Um plano ecossocialista para a mobilidade deverá ser parte do processo de investimento na ampliação das rotas e dos trajetos curtos, combatendo o consumo de automóveis individuais. O estímulo ao uso do transporte público e a implementação da tarifa zero, nesse sentido, é também uma bandeira ecológica.

A mobilidade urbana deve ser vista de maneira integral, apostando na reforma e reestruturação de calçadas para fluxo de pedestres (principal modo de deslocamento nas cidades grandes), criação de faixas seguras e integradas de bicicleta, incentivando o uso público e gratuito de bicicletas e criação de frentes de trabalho para oficina de consertos. A valorização do direito das pessoas com deficiência é fundamental, por isso, é preciso construir, junto aos movimentos sociais, um plano de melhorias na acessibilidade urbana.

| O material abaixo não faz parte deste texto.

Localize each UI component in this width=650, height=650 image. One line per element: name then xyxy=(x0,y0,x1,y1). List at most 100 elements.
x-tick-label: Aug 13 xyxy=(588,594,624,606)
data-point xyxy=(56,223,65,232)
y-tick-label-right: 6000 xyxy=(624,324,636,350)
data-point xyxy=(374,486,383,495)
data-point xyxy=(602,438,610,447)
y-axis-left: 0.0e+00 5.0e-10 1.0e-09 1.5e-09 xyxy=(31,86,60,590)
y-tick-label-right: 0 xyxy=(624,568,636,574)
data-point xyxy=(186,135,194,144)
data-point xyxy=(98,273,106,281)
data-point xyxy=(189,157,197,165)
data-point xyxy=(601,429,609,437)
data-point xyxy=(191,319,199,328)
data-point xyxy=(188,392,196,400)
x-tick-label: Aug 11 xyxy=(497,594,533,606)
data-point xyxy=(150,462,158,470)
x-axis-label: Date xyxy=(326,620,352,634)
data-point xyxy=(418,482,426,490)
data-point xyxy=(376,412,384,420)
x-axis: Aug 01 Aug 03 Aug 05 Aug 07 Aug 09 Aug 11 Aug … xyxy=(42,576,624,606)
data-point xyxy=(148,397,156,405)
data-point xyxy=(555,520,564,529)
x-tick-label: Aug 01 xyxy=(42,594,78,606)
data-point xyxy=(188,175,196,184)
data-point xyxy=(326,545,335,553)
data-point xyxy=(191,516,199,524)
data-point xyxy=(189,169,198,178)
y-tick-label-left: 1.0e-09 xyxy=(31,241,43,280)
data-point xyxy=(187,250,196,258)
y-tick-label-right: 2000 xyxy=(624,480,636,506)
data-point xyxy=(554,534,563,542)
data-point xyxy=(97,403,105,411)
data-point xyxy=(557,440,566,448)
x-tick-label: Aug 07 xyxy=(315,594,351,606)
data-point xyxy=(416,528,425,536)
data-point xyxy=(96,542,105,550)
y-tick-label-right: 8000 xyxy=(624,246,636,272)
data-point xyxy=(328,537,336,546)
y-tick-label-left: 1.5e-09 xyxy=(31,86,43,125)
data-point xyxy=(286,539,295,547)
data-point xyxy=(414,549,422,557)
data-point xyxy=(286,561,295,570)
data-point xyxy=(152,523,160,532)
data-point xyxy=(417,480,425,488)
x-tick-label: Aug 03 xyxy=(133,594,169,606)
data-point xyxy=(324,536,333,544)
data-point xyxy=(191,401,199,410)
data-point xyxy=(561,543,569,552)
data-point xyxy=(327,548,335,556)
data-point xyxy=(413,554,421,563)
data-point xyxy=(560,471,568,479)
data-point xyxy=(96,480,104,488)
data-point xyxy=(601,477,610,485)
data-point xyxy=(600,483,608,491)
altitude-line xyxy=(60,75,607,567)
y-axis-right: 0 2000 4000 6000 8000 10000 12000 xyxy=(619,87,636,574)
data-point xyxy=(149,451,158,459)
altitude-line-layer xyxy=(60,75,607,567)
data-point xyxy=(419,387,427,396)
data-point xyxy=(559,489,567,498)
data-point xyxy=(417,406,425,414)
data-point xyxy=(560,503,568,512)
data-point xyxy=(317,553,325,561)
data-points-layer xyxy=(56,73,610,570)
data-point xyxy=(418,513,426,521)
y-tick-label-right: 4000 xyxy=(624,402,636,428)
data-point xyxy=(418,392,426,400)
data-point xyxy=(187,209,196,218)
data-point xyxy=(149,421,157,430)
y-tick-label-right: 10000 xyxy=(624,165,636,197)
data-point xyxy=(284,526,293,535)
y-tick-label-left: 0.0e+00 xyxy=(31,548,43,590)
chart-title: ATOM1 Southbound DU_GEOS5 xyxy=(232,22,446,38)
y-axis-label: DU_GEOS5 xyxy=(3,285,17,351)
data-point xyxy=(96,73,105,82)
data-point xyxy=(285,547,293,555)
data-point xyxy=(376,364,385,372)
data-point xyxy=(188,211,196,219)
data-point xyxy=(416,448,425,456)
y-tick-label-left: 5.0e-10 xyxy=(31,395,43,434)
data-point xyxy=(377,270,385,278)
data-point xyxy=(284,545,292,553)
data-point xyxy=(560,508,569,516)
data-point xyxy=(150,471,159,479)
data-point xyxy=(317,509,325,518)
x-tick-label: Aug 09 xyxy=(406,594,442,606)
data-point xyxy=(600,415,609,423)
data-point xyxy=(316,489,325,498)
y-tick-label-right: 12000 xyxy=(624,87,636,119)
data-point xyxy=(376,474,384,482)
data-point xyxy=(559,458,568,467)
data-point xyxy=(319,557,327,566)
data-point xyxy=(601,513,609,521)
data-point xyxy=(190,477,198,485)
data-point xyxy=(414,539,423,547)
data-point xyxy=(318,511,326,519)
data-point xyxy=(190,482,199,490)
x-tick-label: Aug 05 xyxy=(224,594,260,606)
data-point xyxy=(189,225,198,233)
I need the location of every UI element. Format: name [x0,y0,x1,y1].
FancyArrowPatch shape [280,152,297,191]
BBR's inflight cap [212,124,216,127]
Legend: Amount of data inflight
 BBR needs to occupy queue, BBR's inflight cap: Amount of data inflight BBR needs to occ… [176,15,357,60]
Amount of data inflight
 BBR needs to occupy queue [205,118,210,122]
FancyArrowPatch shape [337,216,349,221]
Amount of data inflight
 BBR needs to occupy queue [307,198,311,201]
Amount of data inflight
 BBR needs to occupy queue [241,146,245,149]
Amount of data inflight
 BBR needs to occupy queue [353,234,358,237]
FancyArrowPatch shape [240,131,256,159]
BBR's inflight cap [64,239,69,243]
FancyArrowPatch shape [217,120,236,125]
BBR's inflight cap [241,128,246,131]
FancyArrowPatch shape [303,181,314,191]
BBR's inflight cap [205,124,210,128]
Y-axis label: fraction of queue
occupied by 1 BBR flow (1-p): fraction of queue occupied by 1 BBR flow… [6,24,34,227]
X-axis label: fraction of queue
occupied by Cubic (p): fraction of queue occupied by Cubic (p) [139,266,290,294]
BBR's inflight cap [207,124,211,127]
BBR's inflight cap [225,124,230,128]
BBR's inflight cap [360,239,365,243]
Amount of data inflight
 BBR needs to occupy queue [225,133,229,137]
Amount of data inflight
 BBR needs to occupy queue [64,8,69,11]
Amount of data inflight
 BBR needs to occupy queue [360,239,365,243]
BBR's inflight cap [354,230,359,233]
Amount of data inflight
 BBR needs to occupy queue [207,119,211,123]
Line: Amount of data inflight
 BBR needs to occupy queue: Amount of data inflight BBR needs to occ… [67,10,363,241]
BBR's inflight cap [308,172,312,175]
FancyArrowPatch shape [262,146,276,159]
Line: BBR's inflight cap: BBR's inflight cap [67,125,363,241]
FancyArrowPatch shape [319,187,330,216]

Em seu conjunto, essas medidas apontam para o enfrentamento dos interesses capitalistas que organizam a vida urbana no Brasil, indicando as possibilidades de articulação espacial sob outra lógica. Pautar com centralidade esses temas e organizar a classe trabalhadora em torno dos eixos apresentados constitui uma tarefa inadiável para a esquerda socialista que pretende ampliar seu papel na dinamização das lutas sociais.